Feeding an Elephant in Eighteenth-Century Istanbul


Ottoman illustration of an elephant, 1717
Gifts were an absolutely crucial part of Ottoman society, and previous posts involving Van cats, guinea pigs, and lynx pelts among other things, can attest to this fact. As today's document shows, gifts played a particularly important role in diplomatic practice. But they also shed light on the bureaucratic processes that made the empire itself work. Following the signing of a peace treaty between the Ottoman Empire and Afsharid Iran in 1736, Nader Shah dispatched an ambassador with gifts for Sultan Mahmud I. And, to make a truly great impression, the gifts were carried on a 1,700-mile (2,700-kilometre) journey across Anatolia by an elephant.

Having undertaken such a long and trying voyage, Nader Shah's ambassador 'Abd al-Kerim Beg stayed for some time in the Ottoman capital following his arrival in the middle of Rebiülevvel 1150 (July 1737). This also meant that his retinue, including their pachyderm companion, required continued sustenance. By long-established custom, the Ottoman government financed and supported foreign ambassadors on these sorts of missions, and so 'Abd al-Kerim Beg received a fixed daily allowance (ta'yîn) from the imperial treasury.

At some point in the first half of the month of Zilkade 1150 (February/March 1738), the Ottoman government received a petition from Muhammad 'Ali the elephant-driver (filbân). In the document, Muhammad 'Ali noted that his elephant had carried gifts from the shah of Iran. His request was that that an order be made to the Istanbul customs office to pay his and the elephant's sustenance allowance (nafaka-bahâ) of 510 akçes per day for the month of Zilkade.  This totalled 15,300 akçes (127 ½ guruş) for the month, a substantial sum, but necessary considering the amount of food and water that an elephant needs to consume. The cold weather in Istanbul may also have meant that the elephant needed a warm place to stay. Getting financial support from the Ottoman government was therefore a matter of life and death for the elephant-driver and his charge.


Filbân Muhammad 'Ali's petition was written for him in the formulaic style to which all petitions conformed, but the document contains more than just his request, which can be seen on the left-hand side of the page. This small piece of paper displays the bureaucratic process that got things done in the Sublime State.

First, on 17 Zilkade, a clerk of the defterdarlık presented calculations in the distinctive siyakat accounting script showing that fil and filbân had received 55 guruşand 10 paras in allowance between 17 and 30 Şevval. This proved the validity of Muhammad 'Ali's claim for the month of Zilkade. The sums were checked and confirmed by the clerk, who signed off his workings and passed the petition up the bureaucratic chain. The next step up, written underneath the calculations, recommended that the elephant-driver be paid, pending approval of defterdar.
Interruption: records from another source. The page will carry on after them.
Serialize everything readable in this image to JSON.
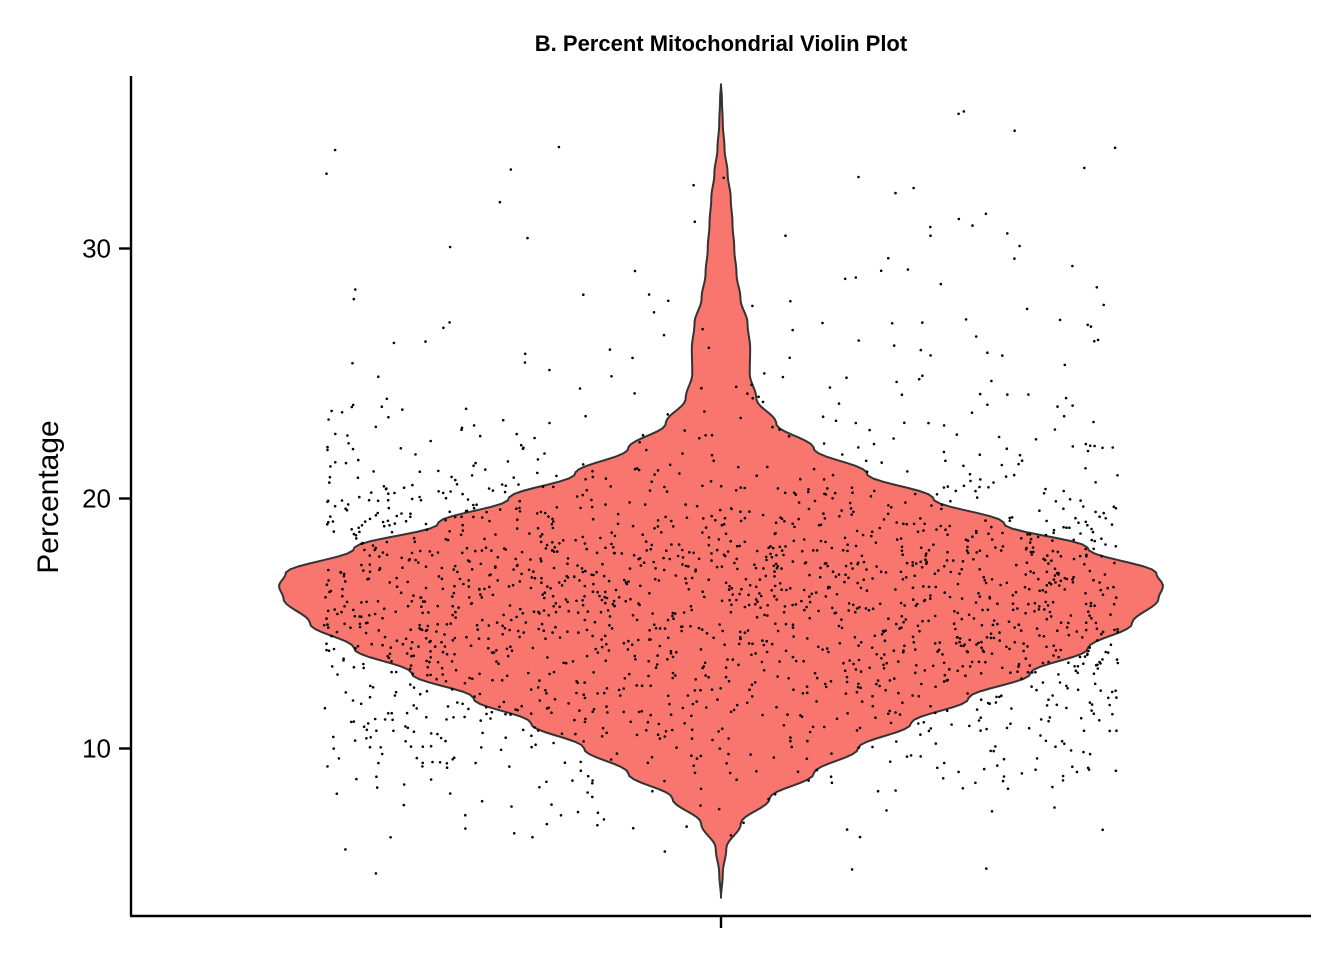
{
  "chart_data": {
    "type": "violin",
    "title": "B. Percent Mitochondrial Violin Plot",
    "xlabel": "",
    "ylabel": "Percentage",
    "ylim": [
      3.3,
      36.9
    ],
    "yticks": [
      10,
      20,
      30
    ],
    "ytick_labels": [
      "10",
      "20",
      "30"
    ],
    "categories": [
      ""
    ],
    "grid": false,
    "legend": "none",
    "fill_color": "#F8766D",
    "outline_color": "#333333",
    "point_color": "#000000",
    "series": [
      {
        "category": "",
        "min": 4.0,
        "max": 36.6,
        "mode": 16.5,
        "point_count": 2000,
        "density_profile": [
          {
            "y": 4.0,
            "density": 0.0
          },
          {
            "y": 5.0,
            "density": 0.004
          },
          {
            "y": 6.0,
            "density": 0.012
          },
          {
            "y": 7.0,
            "density": 0.045
          },
          {
            "y": 8.0,
            "density": 0.11
          },
          {
            "y": 9.0,
            "density": 0.21
          },
          {
            "y": 10.0,
            "density": 0.31
          },
          {
            "y": 11.0,
            "density": 0.43
          },
          {
            "y": 12.0,
            "density": 0.56
          },
          {
            "y": 13.0,
            "density": 0.7
          },
          {
            "y": 14.0,
            "density": 0.83
          },
          {
            "y": 15.0,
            "density": 0.93
          },
          {
            "y": 16.0,
            "density": 0.99
          },
          {
            "y": 16.5,
            "density": 1.0
          },
          {
            "y": 17.0,
            "density": 0.985
          },
          {
            "y": 18.0,
            "density": 0.83
          },
          {
            "y": 19.0,
            "density": 0.64
          },
          {
            "y": 20.0,
            "density": 0.48
          },
          {
            "y": 21.0,
            "density": 0.33
          },
          {
            "y": 22.0,
            "density": 0.21
          },
          {
            "y": 23.0,
            "density": 0.125
          },
          {
            "y": 24.0,
            "density": 0.08
          },
          {
            "y": 25.0,
            "density": 0.065
          },
          {
            "y": 26.0,
            "density": 0.066
          },
          {
            "y": 27.0,
            "density": 0.06
          },
          {
            "y": 28.0,
            "density": 0.044
          },
          {
            "y": 29.0,
            "density": 0.035
          },
          {
            "y": 30.0,
            "density": 0.03
          },
          {
            "y": 31.0,
            "density": 0.026
          },
          {
            "y": 32.0,
            "density": 0.022
          },
          {
            "y": 33.0,
            "density": 0.015
          },
          {
            "y": 34.0,
            "density": 0.008
          },
          {
            "y": 35.0,
            "density": 0.004
          },
          {
            "y": 36.0,
            "density": 0.002
          },
          {
            "y": 36.6,
            "density": 0.0
          }
        ]
      }
    ]
  }
}
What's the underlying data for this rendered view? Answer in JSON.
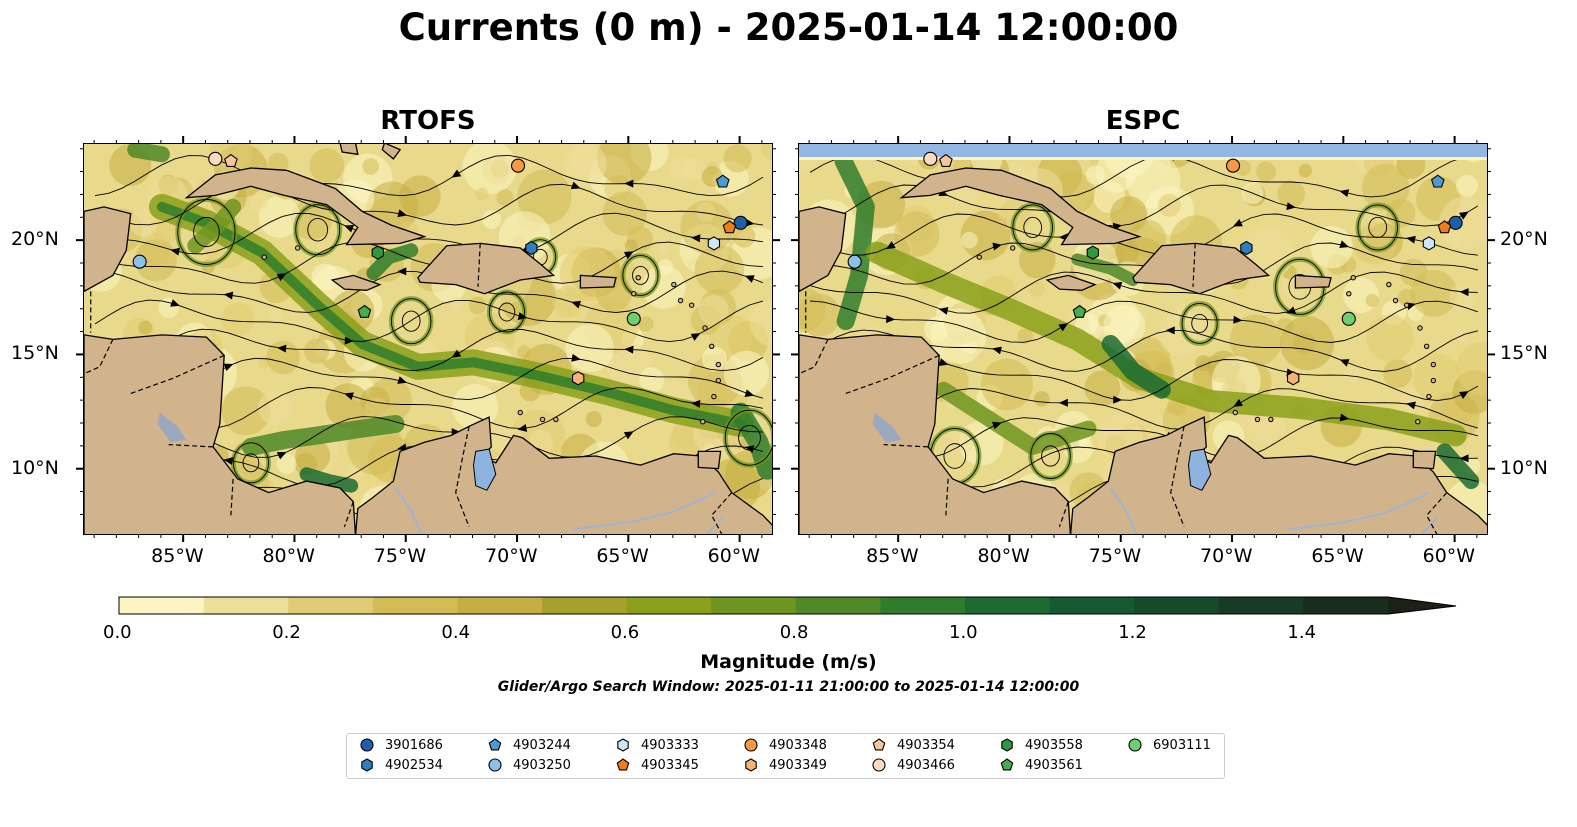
{
  "figure": {
    "title": "Currents (0 m) - 2025-01-14 12:00:00",
    "search_window": "Glider/Argo Search Window: 2025-01-11 21:00:00 to 2025-01-14 12:00:00"
  },
  "panels": [
    {
      "title": "RTOFS"
    },
    {
      "title": "ESPC"
    }
  ],
  "axes": {
    "lon_ticks": [
      "85°W",
      "80°W",
      "75°W",
      "70°W",
      "65°W",
      "60°W"
    ],
    "lat_ticks": [
      "20°N",
      "15°N",
      "10°N"
    ]
  },
  "colorbar": {
    "label": "Magnitude (m/s)",
    "ticks": [
      "0.0",
      "0.2",
      "0.4",
      "0.6",
      "0.8",
      "1.0",
      "1.2",
      "1.4"
    ],
    "colors": [
      "#fbf5c2",
      "#efdf9a",
      "#e1cc73",
      "#d4bc55",
      "#c6ae43",
      "#a8a02a",
      "#8aa01a",
      "#6e9520",
      "#4f8828",
      "#2f7d2c",
      "#1b6b32",
      "#155a30",
      "#164a2b",
      "#183b24",
      "#1a2d1d",
      "#1b2018"
    ]
  },
  "map_colors": {
    "land": "#d2b48c",
    "lake": "#8fb3df",
    "river": "#9db4d4",
    "top_band": "#94b6e2",
    "ocean": "#e8d98b"
  },
  "legend": {
    "items": [
      {
        "label": "3901686",
        "marker": "circle",
        "color": "#1f5ea8"
      },
      {
        "label": "4902534",
        "marker": "hexagon",
        "color": "#2e7ec0"
      },
      {
        "label": "4903244",
        "marker": "pentagon",
        "color": "#4d9ad8"
      },
      {
        "label": "4903250",
        "marker": "circle",
        "color": "#8cc1ea"
      },
      {
        "label": "4903333",
        "marker": "hexagon",
        "color": "#cfe6f7"
      },
      {
        "label": "4903345",
        "marker": "pentagon",
        "color": "#f07d1a"
      },
      {
        "label": "4903348",
        "marker": "circle",
        "color": "#f59a42"
      },
      {
        "label": "4903349",
        "marker": "hexagon",
        "color": "#f7b274"
      },
      {
        "label": "4903354",
        "marker": "pentagon",
        "color": "#f9c498"
      },
      {
        "label": "4903466",
        "marker": "circle",
        "color": "#fcdcc0"
      },
      {
        "label": "4903558",
        "marker": "hexagon",
        "color": "#2f9a3b"
      },
      {
        "label": "4903561",
        "marker": "pentagon",
        "color": "#49ac4e"
      },
      {
        "label": "6903111",
        "marker": "circle",
        "color": "#6fcf6f"
      }
    ]
  },
  "floats": [
    {
      "id": "3901686",
      "lon": -60.0,
      "lat": 20.8
    },
    {
      "id": "4902534",
      "lon": -69.4,
      "lat": 19.7
    },
    {
      "id": "4903244",
      "lon": -60.8,
      "lat": 22.6
    },
    {
      "id": "4903250",
      "lon": -87.0,
      "lat": 19.1
    },
    {
      "id": "4903333",
      "lon": -61.2,
      "lat": 19.9
    },
    {
      "id": "4903345",
      "lon": -60.5,
      "lat": 20.6
    },
    {
      "id": "4903348",
      "lon": -70.0,
      "lat": 23.3
    },
    {
      "id": "4903349",
      "lon": -67.3,
      "lat": 14.0
    },
    {
      "id": "4903354",
      "lon": -82.9,
      "lat": 23.5
    },
    {
      "id": "4903466",
      "lon": -83.6,
      "lat": 23.6
    },
    {
      "id": "4903558",
      "lon": -76.3,
      "lat": 19.5
    },
    {
      "id": "4903561",
      "lon": -76.9,
      "lat": 16.9
    },
    {
      "id": "6903111",
      "lon": -64.8,
      "lat": 16.6
    }
  ]
}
The more senior and important the official, the larger and scruffier their handwriting tended to be, and this was certainly the case with the senior official who scrawled the summary of and judgement on Muhammad 'Ali's case underneath the petition. Happily for the elephant-driver, it was resolved that a message would be sent to the gümrük emîni of Istanbul, İshak Ağa, permitting Muhammad 'Ali to draw (ahz ü kabz) his allowance. The document became a sort of promissory note (tahvîl), and was signed off by the defterdar on 18 Zilkade in the largest and most illegible writing on the page. Consequently, Muhammad 'Ali received the allowance that would keep him and his elephant fed and sheltered for another month.



Documents such as Filbân Muhammad 'Ali's petition are very helpful in showing the bureaucratic and decision-making process in the early modern Ottoman state. But they are also important in showing the mundane processes that drove even the most novel and grand events. It is through such documents that we can understand how foreign embassies functioned in the Ottoman context away from abstract notions of personified states. Although the elephant came as a showy part of a glittering embassy carrying rich gifts from a shah to a sultan, behind the pomp and ceremony were everyday logistical concerns of food and shelter for man and beast.